CESARE: Signore, la posizione è critica, per causa vostra, per causa del vostro cavallo potrebbe aprirsi per lei una vergogna, per me una vita infelice e per voi una tomba. Vedete, io son calmo, voi, signore, siete in dovere di riparare al male che ci avete fatto, e che ci potrebbe fare, se per caso la signora ritornasse a casa senza cappello.
FELICE: Ma vedete che il male non l’ho fatto io, l’ha fatto il cavallo.
CESARE: è l’istessa cosa, perché il cavallo è vostro e poi poche chiacchiere sapete, a noi ci bisogna quella paglia, quella paglia!
FELICE: (Chiste comme so’ guaje, neh!).
ELENA: Ecco qua, signore, sentite a me: Questo giovane è mio cugino, fa l’amore con mia sorella, e stammatina parlando di lei siamo arrivati fin sopra Capodichino. Ad un punto siccome eravamo stanchi, ci siamo seduti sopra di un sedile che stava là. Sentivo un caldo orribile, mi sono levata la paglia e l’ho appesa ad un ramo dell’albero... dopo poco la mia paglia stava in bocca al vostro cavallo. Signore, io sono maritata, mio marito m’ha vista uscire con la paglia, egli è tanto geloso, sospetta di tutto. Ecco la mia posizione. Voi dovete subito procurarmi una paglia come quella o sono perduta.
FELICE: Signora mia, ecco qua, io con piacere vi servirei, ma oggi è impossibile, io a momenti aspetto la sposa pe ghì a lo municipio. Domani potrò servirvi.
ELENA: Domani! Ah! Signore, voi non avete cuore!
CESARE: Pss! Non posso essere più calmo. Signore. (S’alzano.) Andate subito a procurare una paglia come quella di mia cugina. Io non posso andarci, prima perché non posso lasciarla, secondo perché non ho denari.
CESARE: Non m’importa niente, staremo qua finché non verrete con la paglia.
FELICE: Ma io...
MIMÌ (di d.): Compariè, compariè, stanno saglienno! (Gridando.)
FELICE: Sangue de Bacco, so’ lloro! Per carità signora, nascondetevi, arriva la mia sposa, non dubitate, io ve porto la paglia, annascunniteve ccà dinto! (La fa entrare a prima a sinistra.)
CESARE: Io pure mi nascondo. (p.a.)
FELICE: No, vuje stateve ccà. Che ve credite de stà ncoppa Capodichino? Dite che siete mio cugino!
CESARE: Sarò vostro cugino... ma la paglia?
FELICE: La paglia l’avrete più tardi. (Puozze murì ncoppa a la paglia!)
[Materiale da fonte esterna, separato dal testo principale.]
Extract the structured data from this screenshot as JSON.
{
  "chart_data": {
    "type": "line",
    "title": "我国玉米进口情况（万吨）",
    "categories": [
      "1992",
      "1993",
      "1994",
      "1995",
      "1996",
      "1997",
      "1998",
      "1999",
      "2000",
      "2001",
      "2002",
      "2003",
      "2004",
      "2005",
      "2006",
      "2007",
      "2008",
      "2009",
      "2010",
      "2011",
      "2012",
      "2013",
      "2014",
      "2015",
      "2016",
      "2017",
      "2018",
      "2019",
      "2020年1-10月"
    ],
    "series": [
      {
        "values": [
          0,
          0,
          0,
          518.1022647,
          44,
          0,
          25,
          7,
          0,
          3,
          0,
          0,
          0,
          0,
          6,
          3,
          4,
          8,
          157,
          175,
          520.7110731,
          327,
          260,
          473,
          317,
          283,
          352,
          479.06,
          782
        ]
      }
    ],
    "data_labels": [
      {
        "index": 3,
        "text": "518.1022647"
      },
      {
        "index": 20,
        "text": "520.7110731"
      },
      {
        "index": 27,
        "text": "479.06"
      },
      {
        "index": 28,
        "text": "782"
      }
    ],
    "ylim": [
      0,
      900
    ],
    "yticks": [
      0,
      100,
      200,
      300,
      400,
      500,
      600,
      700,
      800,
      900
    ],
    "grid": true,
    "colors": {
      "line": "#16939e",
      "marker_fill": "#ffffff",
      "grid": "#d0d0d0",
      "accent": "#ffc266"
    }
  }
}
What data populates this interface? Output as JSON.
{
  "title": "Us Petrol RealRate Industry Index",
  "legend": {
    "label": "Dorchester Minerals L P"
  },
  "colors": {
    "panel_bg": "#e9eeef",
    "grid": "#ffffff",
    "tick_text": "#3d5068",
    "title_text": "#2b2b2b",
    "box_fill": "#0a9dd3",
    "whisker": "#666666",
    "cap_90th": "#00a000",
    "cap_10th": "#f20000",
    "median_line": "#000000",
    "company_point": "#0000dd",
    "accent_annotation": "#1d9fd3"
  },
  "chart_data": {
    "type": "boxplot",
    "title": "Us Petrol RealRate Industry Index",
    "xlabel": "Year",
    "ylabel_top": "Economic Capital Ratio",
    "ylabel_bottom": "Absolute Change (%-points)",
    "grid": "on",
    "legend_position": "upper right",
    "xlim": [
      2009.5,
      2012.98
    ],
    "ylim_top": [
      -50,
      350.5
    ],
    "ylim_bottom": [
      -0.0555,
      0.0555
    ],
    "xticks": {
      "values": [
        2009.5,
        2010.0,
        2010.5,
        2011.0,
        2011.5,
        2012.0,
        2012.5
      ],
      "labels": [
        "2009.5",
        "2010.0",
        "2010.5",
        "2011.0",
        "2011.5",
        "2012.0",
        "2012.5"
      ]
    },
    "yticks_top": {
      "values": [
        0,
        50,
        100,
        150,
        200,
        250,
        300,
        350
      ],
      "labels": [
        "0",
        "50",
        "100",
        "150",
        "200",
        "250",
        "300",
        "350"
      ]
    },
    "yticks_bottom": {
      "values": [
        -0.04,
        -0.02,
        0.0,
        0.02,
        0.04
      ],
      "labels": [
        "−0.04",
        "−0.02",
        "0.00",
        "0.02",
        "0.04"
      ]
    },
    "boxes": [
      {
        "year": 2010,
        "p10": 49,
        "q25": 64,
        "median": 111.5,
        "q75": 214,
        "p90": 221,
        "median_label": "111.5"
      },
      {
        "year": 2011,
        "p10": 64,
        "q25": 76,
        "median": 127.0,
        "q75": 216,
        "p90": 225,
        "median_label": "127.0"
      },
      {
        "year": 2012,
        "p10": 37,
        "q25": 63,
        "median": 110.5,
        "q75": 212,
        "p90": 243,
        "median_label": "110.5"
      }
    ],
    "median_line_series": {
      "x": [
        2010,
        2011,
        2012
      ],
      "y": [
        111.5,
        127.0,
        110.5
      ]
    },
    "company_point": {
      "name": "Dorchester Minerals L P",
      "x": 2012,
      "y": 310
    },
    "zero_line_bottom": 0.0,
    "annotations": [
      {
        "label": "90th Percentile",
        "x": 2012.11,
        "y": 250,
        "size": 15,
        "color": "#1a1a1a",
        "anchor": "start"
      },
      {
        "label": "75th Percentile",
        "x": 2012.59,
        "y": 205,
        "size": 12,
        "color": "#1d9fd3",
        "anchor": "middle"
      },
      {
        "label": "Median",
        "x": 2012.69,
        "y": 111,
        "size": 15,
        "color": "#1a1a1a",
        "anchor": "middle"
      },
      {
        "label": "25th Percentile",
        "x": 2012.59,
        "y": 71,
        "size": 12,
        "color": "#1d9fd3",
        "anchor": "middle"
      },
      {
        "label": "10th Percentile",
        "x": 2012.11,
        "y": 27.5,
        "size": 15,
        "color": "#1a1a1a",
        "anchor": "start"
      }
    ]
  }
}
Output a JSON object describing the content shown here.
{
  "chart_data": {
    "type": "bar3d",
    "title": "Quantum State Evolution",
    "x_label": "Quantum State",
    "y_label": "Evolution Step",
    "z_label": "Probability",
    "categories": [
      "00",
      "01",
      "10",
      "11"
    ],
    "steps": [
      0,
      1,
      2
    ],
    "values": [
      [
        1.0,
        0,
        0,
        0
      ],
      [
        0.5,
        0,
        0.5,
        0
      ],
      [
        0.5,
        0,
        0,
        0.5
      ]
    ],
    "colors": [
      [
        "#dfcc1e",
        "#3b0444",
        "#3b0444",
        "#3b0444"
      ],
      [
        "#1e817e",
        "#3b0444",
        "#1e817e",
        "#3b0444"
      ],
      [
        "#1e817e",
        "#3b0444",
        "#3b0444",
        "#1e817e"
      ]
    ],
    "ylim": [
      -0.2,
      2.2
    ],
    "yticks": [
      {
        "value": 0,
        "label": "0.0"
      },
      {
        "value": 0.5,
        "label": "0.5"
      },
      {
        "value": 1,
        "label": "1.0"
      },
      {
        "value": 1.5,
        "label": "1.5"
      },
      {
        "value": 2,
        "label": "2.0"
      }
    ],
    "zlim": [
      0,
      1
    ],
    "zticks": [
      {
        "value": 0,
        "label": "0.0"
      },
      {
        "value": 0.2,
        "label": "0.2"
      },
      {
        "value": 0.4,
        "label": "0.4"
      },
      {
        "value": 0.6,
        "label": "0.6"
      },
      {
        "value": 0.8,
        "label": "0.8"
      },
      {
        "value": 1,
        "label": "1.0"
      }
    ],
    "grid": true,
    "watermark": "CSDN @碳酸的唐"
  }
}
MIMÌ: Favorite, compà, favorite.
ALONZO: Eccome ccà. D. Felì, me pareva mill’anne che arrivava.
FELICE: Caro papà... e la sposa?
ALONZO: Sta fora nzieme co lo fratello, ha ditto che nun trase si nun la vaje a piglià tu... Eh! me pare che sia regolare!
FELICE: Vaco subito. (Via pel fondo.)
ALONZO (a Mimi): Chillo signore chi è?
CESARE: (Che uomo antipatico!).
FELICE: Venite, venite senza cerimonie, questo che cos’è? (Esce e dopo di lui Rita e Papele.) Accomodatevi. (Bussa il campanello.) Io aspettavo questo momento con gran piacere, quest’è casa vostra. (Bussa c.s.)